Amaterasu-O-mi-Kami, the sun goddess, decided to let her grandson Niningi-no Mikoto govern her lands. Before his arrival the deity Futsunushi no Kami was send down to earth to prepare the lands for their rightful heir.
However the deity of thunder Take-mika-tsuchi, the first descendant of the deity of fire, was furious with this decision because he thought himself more brave and fabulous than Futsunushi-no-Kami, and therefore more suitable for this important task. The celestial gods approved his wishes due to their appreciation of his enormous strength. So both Take-mika-tsuchi and Futsunushi-no-Kami were send down to earth in the name of Ninigio-no-Mikoto to confiscate the lands of wide stretched meadows, the realm of the eight islands (modern Japan).
The deities descended to earth to arrive in the vicinity of Itasa in the province of Izumo, where the planted the divine sword with the grip down in the earth. They kneeled before the sword and vowed their loyalty to the gods.
It is believed that these deities landed at the towns Katori and Kashima.

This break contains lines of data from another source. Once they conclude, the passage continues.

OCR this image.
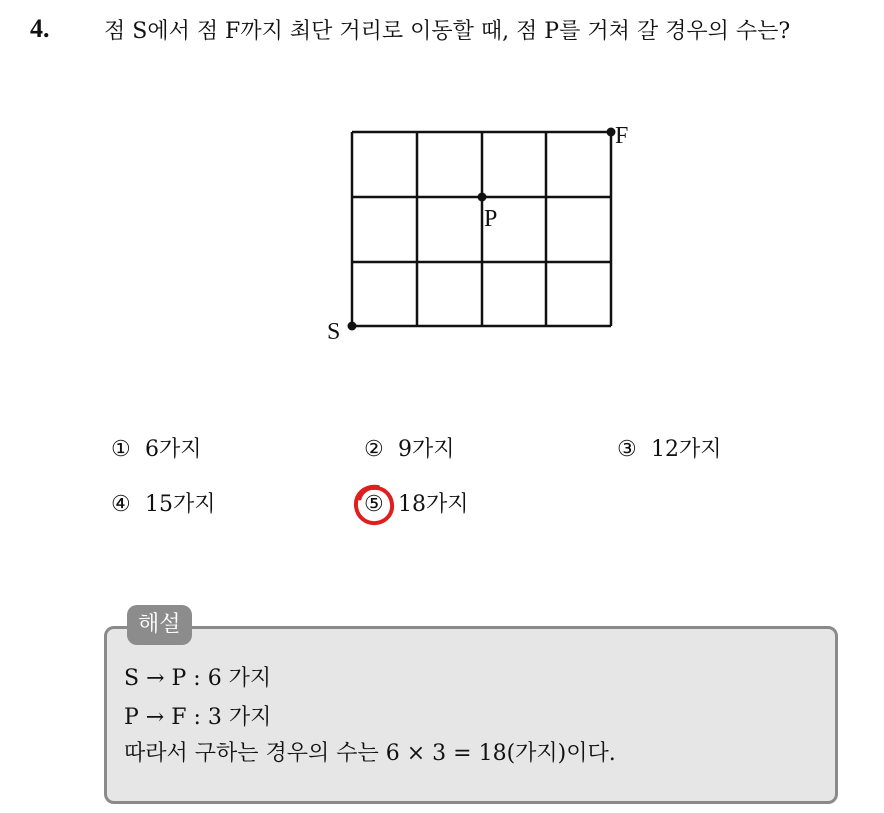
4. 점 S에서 점 F까지 최단 거리로 이동할 때, 점 P를 거쳐 갈 경우의 수는?
S
F
P
① 6가지	② 9가지	③ 12가지
④ 15가지	⑤ 18가지
해설
S → P : 6 가지
P → F : 3 가지
따라서 구하는 경우의 수는 6 × 3 = 18(가지)이다.
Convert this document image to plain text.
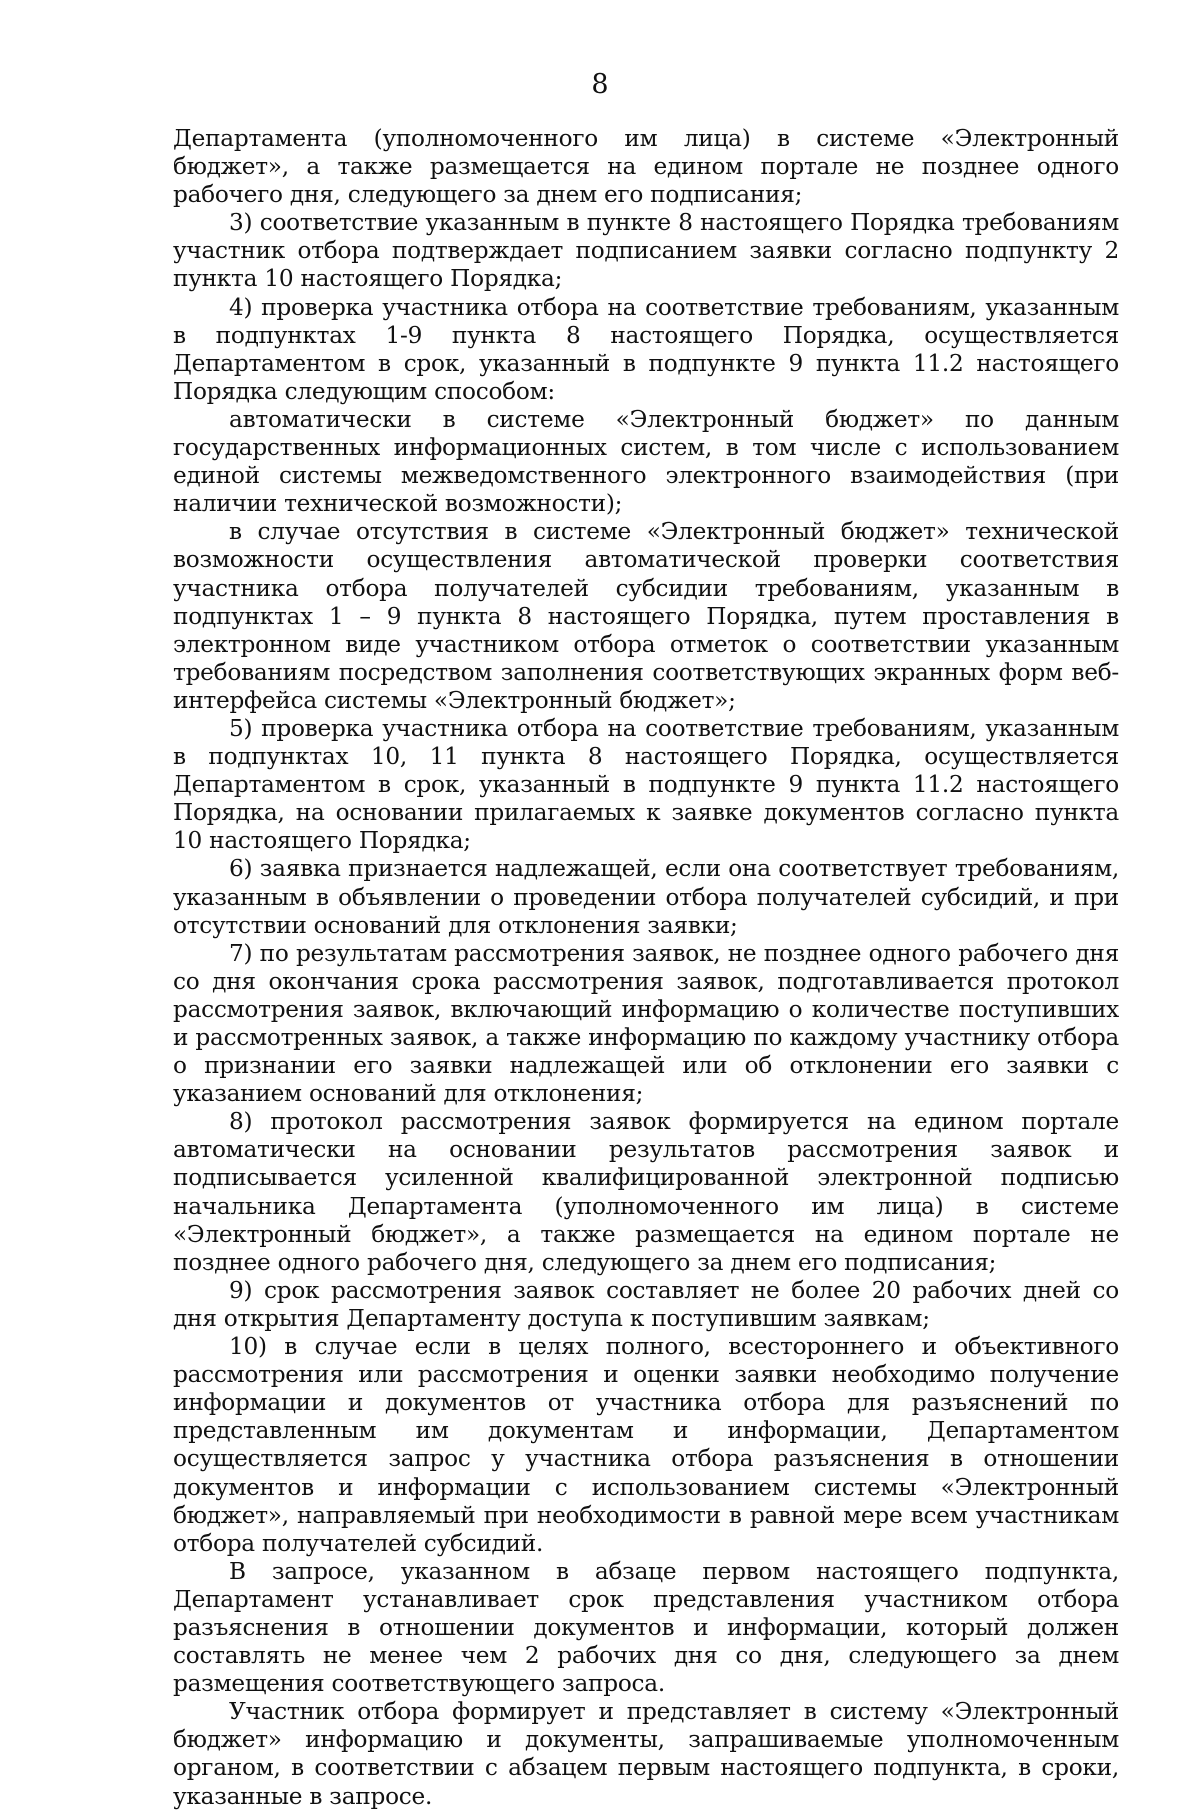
8

Департамента (уполномоченного им лица) в системе «Электронный бюджет», а также размещается на едином портале не позднее одного рабочего дня, следующего за днем его подписания;

3) соответствие указанным в пункте 8 настоящего Порядка требованиям участник отбора подтверждает подписанием заявки согласно подпункту 2 пункта 10 настоящего Порядка;

4) проверка участника отбора на соответствие требованиям, указанным в подпунктах 1-9 пункта 8 настоящего Порядка, осуществляется Департаментом в срок, указанный в подпункте 9 пункта 11.2 настоящего Порядка следующим способом:

автоматически в системе «Электронный бюджет» по данным государственных информационных систем, в том числе с использованием единой системы межведомственного электронного взаимодействия (при наличии технической возможности);

в случае отсутствия в системе «Электронный бюджет» технической возможности осуществления автоматической проверки соответствия участника отбора получателей субсидии требованиям, указанным в подпунктах 1 – 9 пункта 8 настоящего Порядка, путем проставления в электронном виде участником отбора отметок о соответствии указанным требованиям посредством заполнения соответствующих экранных форм веб-интерфейса системы «Электронный бюджет»;

5) проверка участника отбора на соответствие требованиям, указанным в подпунктах 10, 11 пункта 8 настоящего Порядка, осуществляется Департаментом в срок, указанный в подпункте 9 пункта 11.2 настоящего Порядка, на основании прилагаемых к заявке документов согласно пункта 10 настоящего Порядка;

6) заявка признается надлежащей, если она соответствует требованиям, указанным в объявлении о проведении отбора получателей субсидий, и при отсутствии оснований для отклонения заявки;

7) по результатам рассмотрения заявок, не позднее одного рабочего дня со дня окончания срока рассмотрения заявок, подготавливается протокол рассмотрения заявок, включающий информацию о количестве поступивших и рассмотренных заявок, а также информацию по каждому участнику отбора о признании его заявки надлежащей или об отклонении его заявки с указанием оснований для отклонения;

8) протокол рассмотрения заявок формируется на едином портале автоматически на основании результатов рассмотрения заявок и подписывается усиленной квалифицированной электронной подписью начальника Департамента (уполномоченного им лица) в системе «Электронный бюджет», а также размещается на едином портале не позднее одного рабочего дня, следующего за днем его подписания;

9) срок рассмотрения заявок составляет не более 20 рабочих дней со дня открытия Департаменту доступа к поступившим заявкам;

10) в случае если в целях полного, всестороннего и объективного рассмотрения или рассмотрения и оценки заявки необходимо получение информации и документов от участника отбора для разъяснений по представленным им документам и информации, Департаментом осуществляется запрос у участника отбора разъяснения в отношении документов и информации с использованием системы «Электронный бюджет», направляемый при необходимости в равной мере всем участникам отбора получателей субсидий.

В запросе, указанном в абзаце первом настоящего подпункта, Департамент устанавливает срок представления участником отбора разъяснения в отношении документов и информации, который должен составлять не менее чем 2 рабочих дня со дня, следующего за днем размещения соответствующего запроса.

Участник отбора формирует и представляет в систему «Электронный бюджет» информацию и документы, запрашиваемые уполномоченным органом, в соответствии с абзацем первым настоящего подпункта, в сроки, указанные в запросе.
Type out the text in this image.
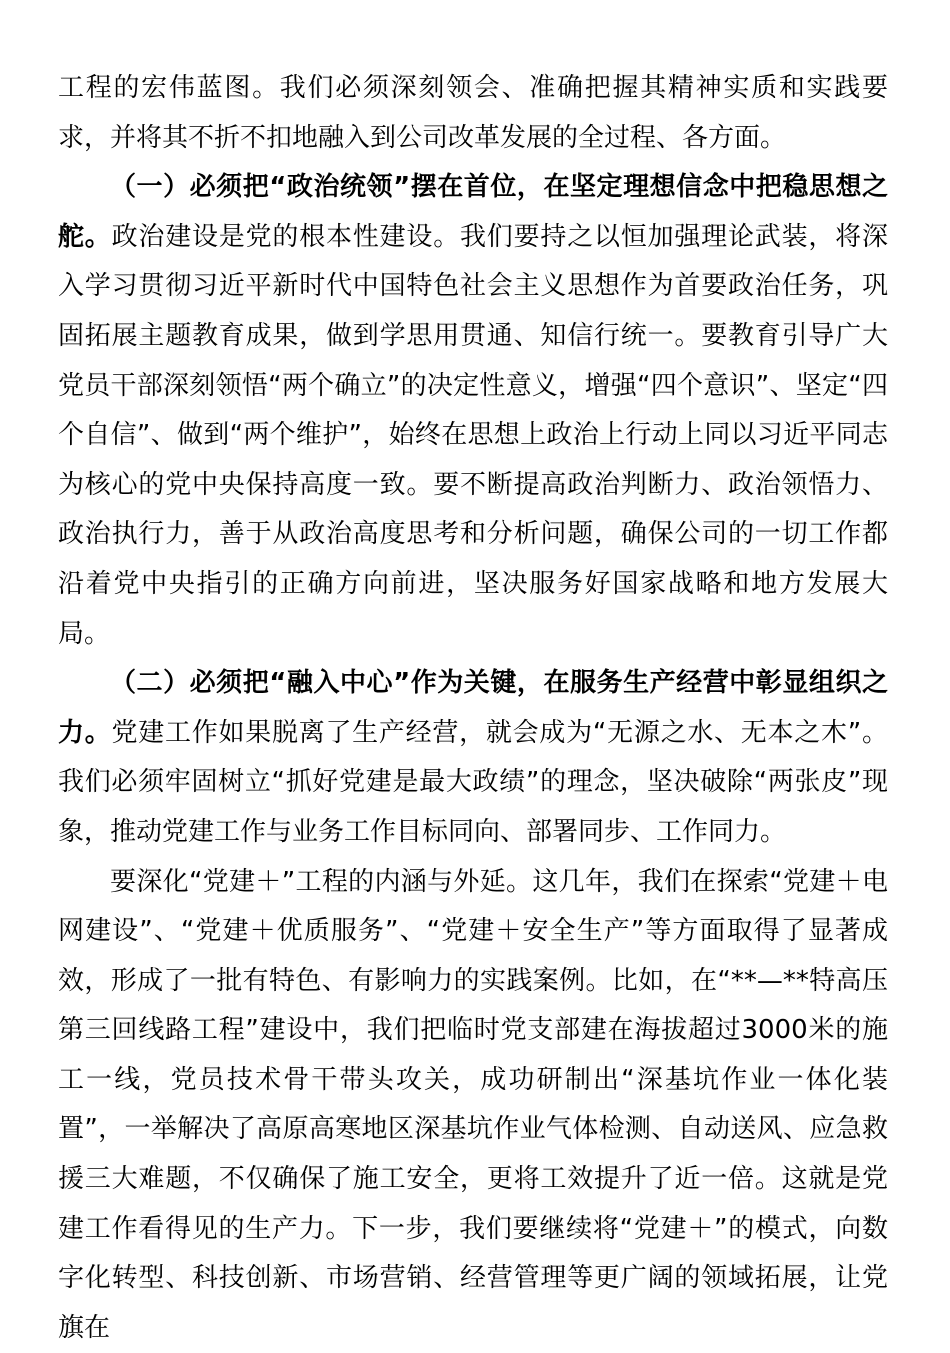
工程的宏伟蓝图。我们必须深刻领会、准确把握其精神实质和实践要求，并将其不折不扣地融入到公司改革发展的全过程、各方面。

（一）必须把“政治统领”摆在首位，在坚定理想信念中把稳思想之舵。政治建设是党的根本性建设。我们要持之以恒加强理论武装，将深入学习贯彻习近平新时代中国特色社会主义思想作为首要政治任务，巩固拓展主题教育成果，做到学思用贯通、知信行统一。要教育引导广大党员干部深刻领悟“两个确立”的决定性意义，增强“四个意识”、坚定“四个自信”、做到“两个维护”，始终在思想上政治上行动上同以习近平同志为核心的党中央保持高度一致。要不断提高政治判断力、政治领悟力、政治执行力，善于从政治高度思考和分析问题，确保公司的一切工作都沿着党中央指引的正确方向前进，坚决服务好国家战略和地方发展大局。

（二）必须把“融入中心”作为关键，在服务生产经营中彰显组织之力。党建工作如果脱离了生产经营，就会成为“无源之水、无本之木”。我们必须牢固树立“抓好党建是最大政绩”的理念，坚决破除“两张皮”现象，推动党建工作与业务工作目标同向、部署同步、工作同力。

要深化“党建＋”工程的内涵与外延。这几年，我们在探索“党建＋电网建设”、“党建＋优质服务”、“党建＋安全生产”等方面取得了显著成效，形成了一批有特色、有影响力的实践案例。比如，在“**—**特高压第三回线路工程”建设中，我们把临时党支部建在海拔超过3000米的施工一线，党员技术骨干带头攻关，成功研制出“深基坑作业一体化装置”，一举解决了高原高寒地区深基坑作业气体检测、自动送风、应急救援三大难题，不仅确保了施工安全，更将工效提升了近一倍。这就是党建工作看得见的生产力。下一步，我们要继续将“党建＋”的模式，向数字化转型、科技创新、市场营销、经营管理等更广阔的领域拓展，让党旗在
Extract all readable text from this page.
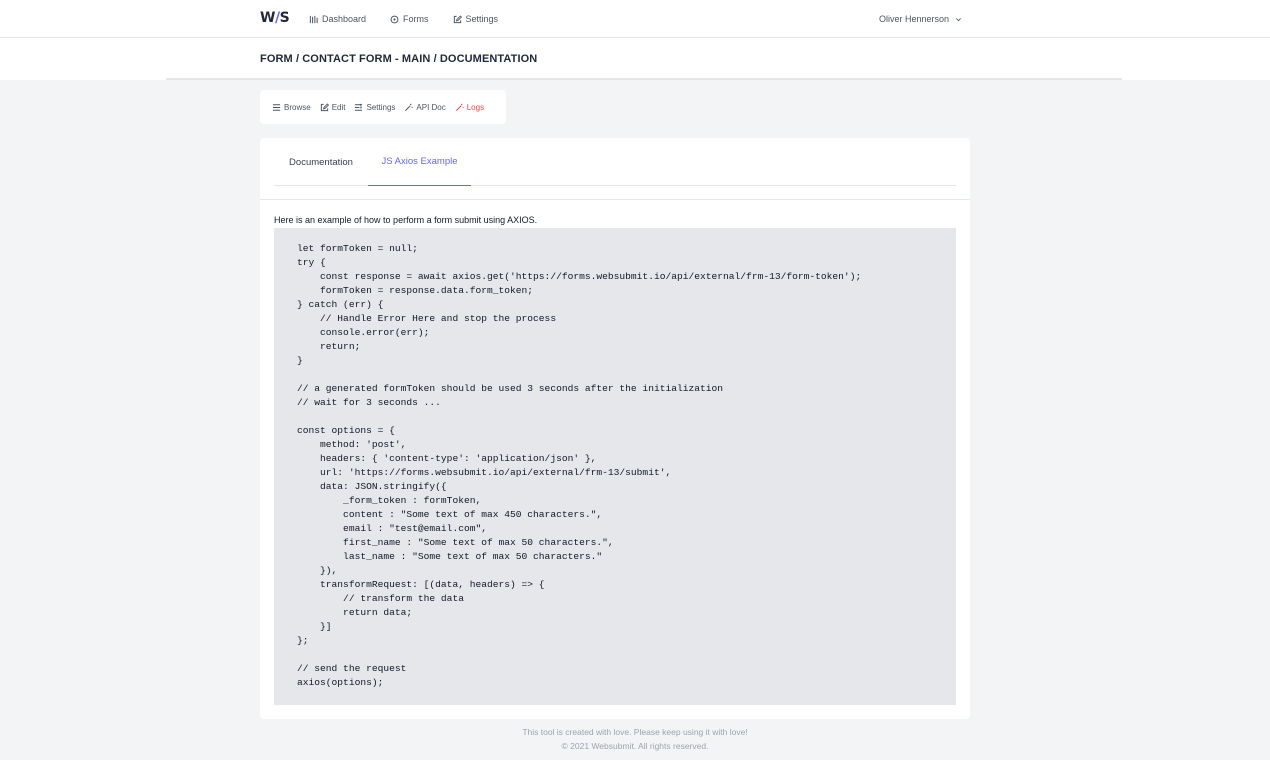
W/S	Dashboard	Forms	Settings	Oliver Hennerson
FORM / CONTACT FORM - MAIN / DOCUMENTATION
Browse	Edit	Settings	API Doc	Logs
Documentation	JS Axios Example
Here is an example of how to perform a form submit using AXIOS.
let formToken = null;
try {
const response = await axios.get('https://forms.websubmit.io/api/external/frm-13/form-token');
formToken = response.data.form_token;
} catch (err) {
// Handle Error Here and stop the process
console.error(err);
return;
}

// a generated formToken should be used 3 seconds after the initialization
// wait for 3 seconds ...

const options = {
method: 'post',
headers: { 'content-type': 'application/json' },
url: 'https://forms.websubmit.io/api/external/frm-13/submit',
data: JSON.stringify({
_form_token : formToken,
content : "Some text of max 450 characters.",
email : "test@email.com",
first_name : "Some text of max 50 characters.",
last_name : "Some text of max 50 characters."
}),
transformRequest: [(data, headers) => {
// transform the data
return data;
}]
};

// send the request
axios(options);
This tool is created with love. Please keep using it with love!
© 2021 Websubmit. All rights reserved.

Futsunushi-no-Kami at Katori and Take-mika-tsuchi at Kashima. In honour of these two deities of war two Shinto shrines were built in these towns. Throughout many centuries famous sword fighters prayed and meditated at these shrines to gain insight into their martial arts.
Two of the most important martial art school of Japan were established in the vicinity of these shrines, the Tenshinsho-den Katori Shinto Ryu and the Kashima Shinto Ryu.